Many individuals find traveling difficult when dealing with food allergies. You might find yourself wondering – are the planes thoroughly cleaned, will they serve peanuts, what happens if I or my child has a reaction mid flight?
Following are some important food allergy travel tips to help make traveling with food allergies easier:
Consider Your Destination
Where do you plan to travel to? Destination is just as important as getting there. Are you planning to travel within the Untied States or to another country?

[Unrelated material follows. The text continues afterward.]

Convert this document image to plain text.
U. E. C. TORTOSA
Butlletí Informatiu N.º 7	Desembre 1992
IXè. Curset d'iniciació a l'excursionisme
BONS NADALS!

Things to consider: Language barrier, proximity of hospitals and type of medical care you might expect to receive, food choices, whether you will stay in a hotel, with friends, or rent a house.
Choose Your Airline Wisely
Not all airlines are created equally. Some have food allergy policies in place and some do not. Some will work with you with advance notice and others won’t work with you at all.
Things to consider: When and how thoroughly the plane is cleaned? Will they serve peanut (or other allergen) containing snacks? Will they agree to keep a allergen free buffer zone around you if necessary? Will they agree to make an in flight announcement if necessary? What is their protocol in the event of an in flight reaction?
Pack With Food Allergies in Mind
It’s important to have fun on your vacation. It’s even more important to remember to pack appropriately. Especially when dealing with food allergies.
Things to consider: Pack all emergency medication (EpiPens, Anti-histamines etc.). Consider getting a note from your doctor granting you permission to carry these medications on your flight. Get an extra prescription written in the event you need more medication while traveling. Pack your own allergy friendly foods or considering having some items shipped in advance. Consider renting a condo or house so that you can cook your own foods. Scope out restaurants ahead of time and do menu research to see which places fit best.
With a little advance planning – you can enjoy a great vacation regardless of your food allergies.